I told you three times I cannot lift the grill for toast, cannot stand to stir the beans and most importantly, even if I could my compromised digestive system cannot cope with bread or legumes. Eventually I sort of acquiesced as you had worn me down and I think I said “if you say so”. I call that bullying.

You witnessed me bending, moving and even rushing to the toilet. This was all evidence, in your eyes, that I do not need extra help. The bending, twisting and other movement was to try to deal with pain – I hadn’t taken any Tramadol as I wanted to be clear-headed for our interview. The rushing was because I wasn’t willing to have an accident in front of you. Perhaps I should have pooped in the sitting room before your very eyes as proof of my need.
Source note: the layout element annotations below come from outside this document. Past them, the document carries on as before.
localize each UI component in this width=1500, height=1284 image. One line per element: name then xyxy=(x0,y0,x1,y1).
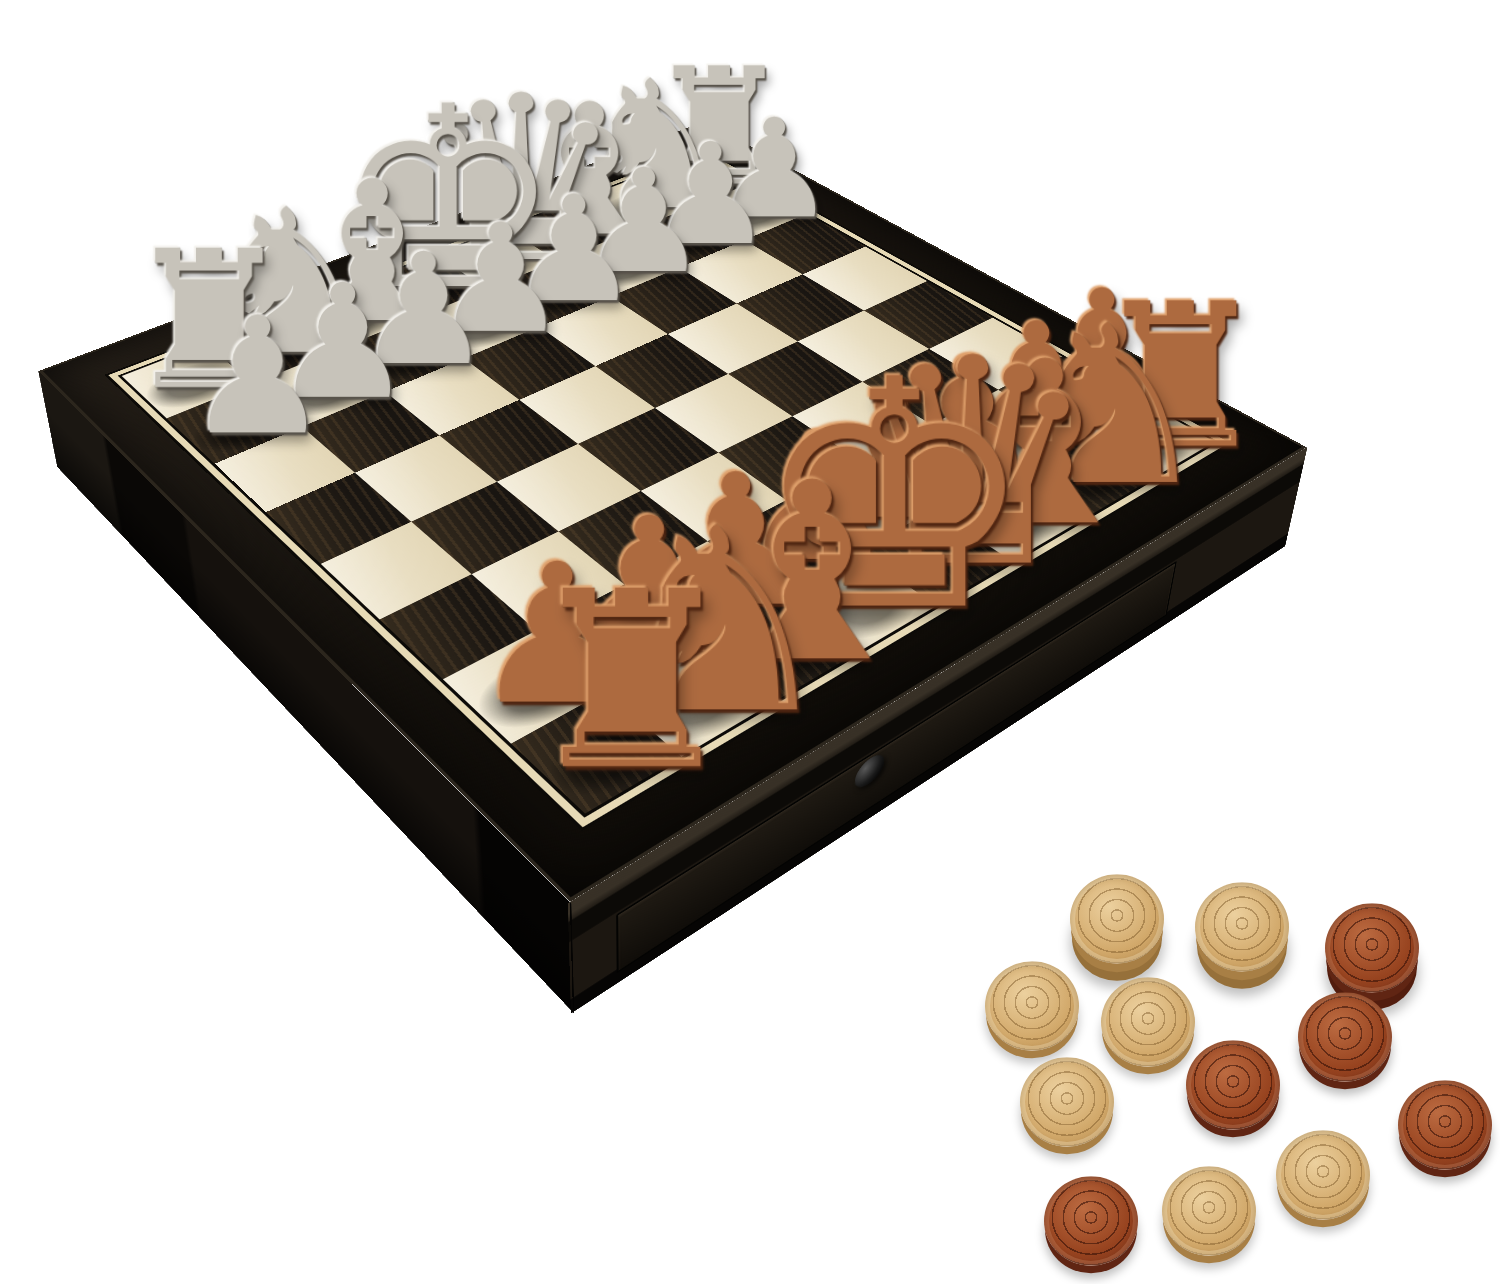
checker-light-7[interactable] xyxy=(1020,1057,1114,1146)
checker-dark-8[interactable] xyxy=(1186,1040,1280,1129)
checker-dark-6[interactable] xyxy=(1298,992,1392,1081)
checker-light-2[interactable] xyxy=(1195,882,1289,971)
checker-light-1[interactable] xyxy=(1070,874,1164,963)
checker-light-11[interactable] xyxy=(1162,1166,1256,1255)
checker-light-10[interactable] xyxy=(1276,1130,1370,1219)
checker-dark-9[interactable] xyxy=(1398,1080,1492,1169)
checker-light-5[interactable] xyxy=(1101,977,1195,1066)
checker-dark-3[interactable] xyxy=(1325,903,1419,992)
checker-dark-12[interactable] xyxy=(1044,1176,1138,1265)
checkers-scatter xyxy=(0,0,1500,1284)
checker-light-4[interactable] xyxy=(985,961,1079,1050)
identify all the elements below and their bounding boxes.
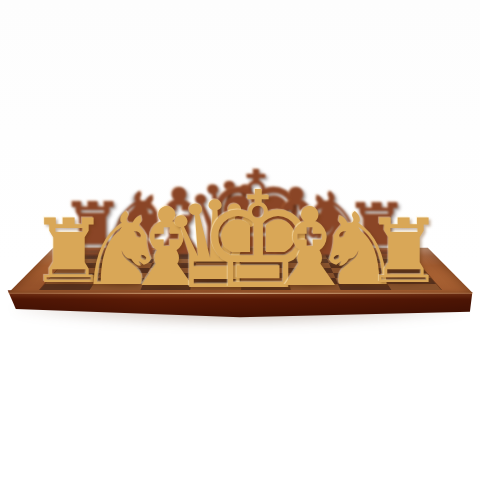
light-rook-h1[interactable]: ♜ [365,208,444,296]
chess-set-photo: ♜♞♝♛♚♝♞♜♜♞♝♛♚♝♞♜ [0,0,480,480]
When I told you I could, if I absolutely had to, walk a little but I might need a nappy and would need a sit down every ten minutes I did not expect you to suggest that I carry out my life in this way. Do I carry a chair with me everywhere when I struggle to carry my handbag, which only contains keys, phone and an empty purse? Is it right and dignified to expect me to wear bowel incontinence aids when I am sobbing and trembling at the very thought?

I told you that I only really feel safe at home. My GP says I have PTSD in addition to all the physical conditions listed on my application. This, I was not even questioned on. In your decision it states I showed no signs of anxiety. I was at home. Where I feel safe. Duh.

After you left I sat in the toilet for an hour and bled from my bottom, in agony and cried. I then physically crawled to my bed. It was two in the afternoon, I stayed there until the following day and slept for most of it. You hadn’t even asked about the fatigue.

In conclusion, I am very grateful that I have friends and family around me who can help with shopping, cleaning, dog-walking, getting me to hospital appointments and my sometimes expensive dietary requirements . Your and your employer’s lack of understanding and support has at least highlighted that. I am very concerned about those who are or who feel more isolated by their chronic disease.

Tig Savage (pictured).

PS, My boyfriend wasn’t really hiding in the shed.

The author of this letter suffers from a complex auto-immune disease incorporating Hashimoto’s, hypothyroidism, Ulcerative Colitis, bouts of Ileitis, Iritis/Uveitis and possibly arthritis.